= Boubacar Traore (runner) =

Guinean political activist and marathon runner

Boubacar Traore (born c. 1971) is a Guinean political activist, torture survivor and marathon runner.

==Biography==
Born in the West African nation of Guinea, Traore studied law at Gamal Abdel Nasser University in Conakry. During the 1993 presidential election, he was caught giving information to a political opposition group and detained. During his detention, he was beaten so severely that his mangled right leg developed gangrene and had to be amputated at the hip.
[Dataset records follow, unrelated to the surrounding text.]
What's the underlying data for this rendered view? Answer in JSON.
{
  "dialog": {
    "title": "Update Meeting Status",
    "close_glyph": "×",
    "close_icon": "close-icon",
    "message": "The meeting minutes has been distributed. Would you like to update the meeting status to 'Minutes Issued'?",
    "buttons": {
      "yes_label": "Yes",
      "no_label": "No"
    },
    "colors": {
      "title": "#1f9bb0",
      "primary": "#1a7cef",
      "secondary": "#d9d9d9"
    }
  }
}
In 2002, Traore left Guinea for the United States, where he was granted political asylum. He received medical and mental health treatment at the Bellevue/NYU Program for Survivors of Torture in Bellevue Hospital, New York City. On June 15, 2003, he ran his first race, a 5-mile course, finishing in 76 minutes on crutches. He was subsequently given a prosthetic running leg. In June 2004, he was selected to be the relay runner to carry the Olympic Flame into the United Nations complex. By December 2006, Traore had run the New York City Marathon five times, as well as other races including the Los Angeles Marathon. He thus gained a degree of celebrity in regional running circles. A volunteer who runs with Traore notes, "I don't know how many times I've heard spectators and other runners, including elite athletes at the front of the pack of the New York City marathon, shout to Boubacar, 'You're my hero.'" Traore was studying to take the LSAT tests in 2006.